Unpredictable, unexpected variations in performance, since some actions will use the local machine, some will use nearby machines, and some will use distant machines.
Power users will be frustrated at their inability to control the performance of their applications.
Users will face frustrating and mysterious failures as invisible machines fail.
It's much harder to implement security and understand the security implications of actions (for example, if users don't know where their private files are).
It's hard to allocate resources fairly; harder to get dedicated resources (for example, other people might be using your machine).
This is very hard to implement for the OS and application designers, and hard to support for the sysadmins, because of:
- handling communication between machines
- keeping data in synch
- coping with failures
- heterogeneous platforms

16.3

If the system call interface is really exactly the same, you could move the complete process image around. If the same OS but a different architecture is involved, then it may require interpretation or recompilation (from some intermediate, non-machine-specific, code representation)
If both the operating system and the architecture are different, your best bet is probably to use a virtual machine that translates (via interpretation or compilation) both the instructions *and* the system calls of the application so it will run on its new host. It's not too hard to imagine doing process migration of Java applications using this method. Basically, it means putting everything into a generic canonical form that can be interpreted from any environment.

16.5

No. Many status gathering programs work from the assumption that prackets may not be received by the destination system. These programs generally broadcast a packet and assume that at least some other systems on their network will receive the information. For instance, a daemon on each system might broadcast the systems load average and number of users. This information might be used for process migration target selection. Another example is a program that determines if a remote site is both running and accessible over the network. If it sends a query and gets no reply it knows the system currently can not be reached.

16.7

I think it is, in general, impossible for A to tell the difference between (a) and (b), unless there are other routes to B, or the link is shared (like ethernet).

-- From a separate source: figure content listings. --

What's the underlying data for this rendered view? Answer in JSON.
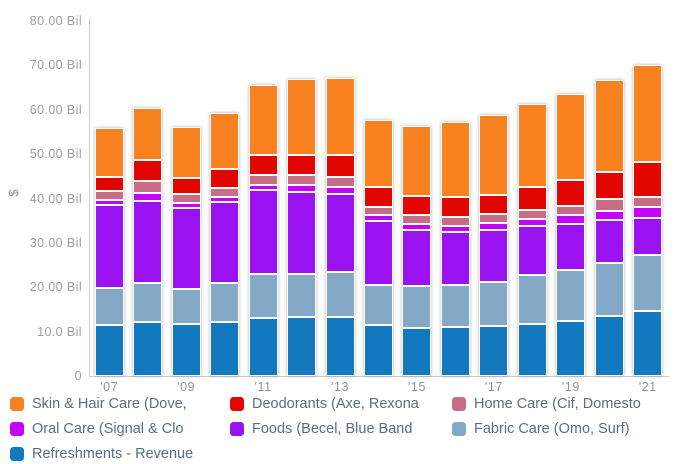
{
  "chart_data": {
    "type": "bar",
    "stacked": true,
    "currency": "$",
    "unit": "Bil",
    "ylabel": "$",
    "ylim": [
      0,
      80
    ],
    "grid": false,
    "legend_position": "bottom",
    "ytick_values": [
      80,
      70,
      60,
      50,
      40,
      30,
      20,
      10,
      0
    ],
    "ytick_labels": [
      "80.00 Bil",
      "70.00 Bil",
      "60.00 Bil",
      "50.00 Bil",
      "40.00 Bil",
      "30.00 Bil",
      "20.00 Bil",
      "10.0 Bil",
      "0"
    ],
    "categories": [
      "2007",
      "2008",
      "2009",
      "2010",
      "2011",
      "2012",
      "2013",
      "2014",
      "2015",
      "2016",
      "2017",
      "2018",
      "2019",
      "2020",
      "2021"
    ],
    "x_tick_labels": [
      "'07",
      "",
      "'09",
      "",
      "'11",
      "",
      "'13",
      "",
      "'15",
      "",
      "'17",
      "",
      "'19",
      "",
      "'21"
    ],
    "series": [
      {
        "name": "Refreshments - Revenue",
        "color": "#1379bf",
        "values": [
          11.4,
          12.1,
          11.7,
          12.1,
          13.0,
          13.2,
          13.3,
          11.5,
          10.9,
          11.1,
          11.3,
          11.7,
          12.4,
          13.6,
          14.7
        ]
      },
      {
        "name": "Fabric Care (Omo, Surf)",
        "color": "#84a9c6",
        "values": [
          8.4,
          8.9,
          7.8,
          8.8,
          10.1,
          9.9,
          10.2,
          9.0,
          9.3,
          9.3,
          9.9,
          11.0,
          11.5,
          11.9,
          12.5
        ]
      },
      {
        "name": "Foods (Becel, Blue Band",
        "color": "#9a12f0",
        "values": [
          18.7,
          18.4,
          18.4,
          18.4,
          18.9,
          18.3,
          17.6,
          14.4,
          12.6,
          12.1,
          11.6,
          11.1,
          10.3,
          9.6,
          8.5
        ]
      },
      {
        "name": "Oral Care (Signal & Clo",
        "color": "#c403fb",
        "values": [
          1.1,
          1.9,
          1.0,
          1.0,
          1.1,
          1.6,
          1.5,
          1.4,
          1.5,
          1.4,
          1.7,
          1.6,
          2.1,
          2.2,
          2.3
        ]
      },
      {
        "name": "Home Care (Cif, Domesto",
        "color": "#c96d87",
        "values": [
          2.2,
          2.7,
          2.2,
          2.1,
          2.1,
          2.2,
          2.3,
          1.7,
          2.1,
          2.0,
          2.1,
          2.1,
          2.1,
          2.7,
          2.4
        ]
      },
      {
        "name": "Deodorants (Axe, Rexona",
        "color": "#e10600",
        "values": [
          3.1,
          4.6,
          3.6,
          4.3,
          4.7,
          4.7,
          4.8,
          4.5,
          4.1,
          4.4,
          4.1,
          5.0,
          5.7,
          6.0,
          7.8
        ]
      },
      {
        "name": "Skin & Hair Care (Dove,",
        "color": "#f8821f",
        "values": [
          10.9,
          11.9,
          11.4,
          12.6,
          15.7,
          17.0,
          17.4,
          15.3,
          15.9,
          16.9,
          18.2,
          18.8,
          19.5,
          20.7,
          21.8
        ]
      }
    ],
    "totals": [
      55.8,
      60.5,
      56.1,
      59.3,
      65.6,
      66.9,
      67.1,
      57.8,
      56.4,
      57.2,
      58.9,
      61.3,
      63.6,
      66.7,
      70.0
    ],
    "legend": {
      "items": [
        {
          "label": "Skin & Hair Care (Dove,",
          "color": "#f8821f"
        },
        {
          "label": "Deodorants (Axe, Rexona",
          "color": "#e10600"
        },
        {
          "label": "Home Care (Cif, Domesto",
          "color": "#c96d87"
        },
        {
          "label": "Oral Care (Signal & Clo",
          "color": "#c403fb"
        },
        {
          "label": "Foods (Becel, Blue Band",
          "color": "#9a12f0"
        },
        {
          "label": "Fabric Care (Omo, Surf)",
          "color": "#84a9c6"
        },
        {
          "label": "Refreshments - Revenue",
          "color": "#1379bf"
        }
      ]
    }
  }
}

Case (c) can typically be distinguished from a and b in practice by using a reliable protocol such as TCP, in which case B's kernel will do its best to acknowledge receipt of packets, even if the application takes a long time to respond. Even if not, you could distinguish (c) from the others by waiting sufficiently long. The trouble is that you don't know *how* long to wait!!

This means that it's difficult to distinguish between a host that has failed from one that is merely unreachable or overloaded. This means:

It will be hard to figure out what to do to fix the broken host, since you don't know what's wrong.
You can write the failed host off and assume it's dead, and use another host instead (sometimes).
But you have to keep in mind that "failed" hosts may just be unreachable or overloaded, and thus may "reenter" the system later at any time.
Different entities in the network will have different ideas about which hosts are up and which are down, and what steps need to be taken to recover.